Have maps and containers with 100 popcorn kernels prepared before students do the activity. Explain to students what the kernels represent.
Earth's Albedo is Earth's reflectivity of solar radiation by a given surface. This albedo is different over the ocean versus over snow and vegetation. The activity uses a very simple model for students to explore how the albedo of different land surfaces affects Earth's energy balance and climate change.
Students use a world map of global biomes and energy packets represented by popcorn kernels to explore and calculate the average yearly percentage of absorbed and reflected energy. Then they predict what will happen as Earth's snow and ice cover decrease due to climate change.
In this activity, students predict how climate change is influencing the amount of snow and ice cover, which may change Earth's albedo.

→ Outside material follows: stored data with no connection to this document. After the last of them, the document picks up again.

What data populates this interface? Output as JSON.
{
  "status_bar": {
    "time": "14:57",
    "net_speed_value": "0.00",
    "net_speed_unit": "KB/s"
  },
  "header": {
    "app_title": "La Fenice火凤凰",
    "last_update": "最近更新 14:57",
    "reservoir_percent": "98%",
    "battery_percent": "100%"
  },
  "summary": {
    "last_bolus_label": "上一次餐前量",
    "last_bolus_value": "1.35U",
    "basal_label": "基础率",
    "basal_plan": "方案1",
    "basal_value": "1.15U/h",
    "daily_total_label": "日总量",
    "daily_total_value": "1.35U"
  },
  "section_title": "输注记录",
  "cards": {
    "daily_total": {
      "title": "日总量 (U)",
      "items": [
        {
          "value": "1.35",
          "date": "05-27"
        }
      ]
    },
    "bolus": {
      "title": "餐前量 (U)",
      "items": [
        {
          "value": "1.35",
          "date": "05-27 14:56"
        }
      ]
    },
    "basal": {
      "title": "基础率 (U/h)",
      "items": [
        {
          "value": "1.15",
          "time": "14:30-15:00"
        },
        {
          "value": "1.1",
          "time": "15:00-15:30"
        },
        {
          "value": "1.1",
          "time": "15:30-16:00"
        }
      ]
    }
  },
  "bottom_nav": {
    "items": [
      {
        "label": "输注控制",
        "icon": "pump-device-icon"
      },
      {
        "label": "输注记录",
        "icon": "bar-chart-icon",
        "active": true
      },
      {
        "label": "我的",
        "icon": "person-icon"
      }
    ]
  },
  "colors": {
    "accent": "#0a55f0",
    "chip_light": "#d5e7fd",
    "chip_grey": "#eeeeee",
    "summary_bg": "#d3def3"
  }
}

Comments from expert scientist: This activity tries to explain the concept of Earth's albedo in a very simplified manner using easily available materials like popcorn kernels, world map (which is given in the activity material), etc. This interesting way makes this concept easy to grasp by the young learners.
The lesson is a good example of active learning--students take data, do some simple calculations, and compute the differences between the amount of energy reflected and absorbed by different types of biomes.
The results of the investigation are striking and easy for students to understand. The activity will lead students to construct from their data their own ideas and conclusions about the role of ice and oceans in climate change instead of learning about these concepts from a lecture or reading.
The student handouts are attractive and written at an appropriate level for 6 -12 grade students. A PowerPoint presentation with good images and text is provided. A modest amount of background information and a glossary are provided for both teachers and students.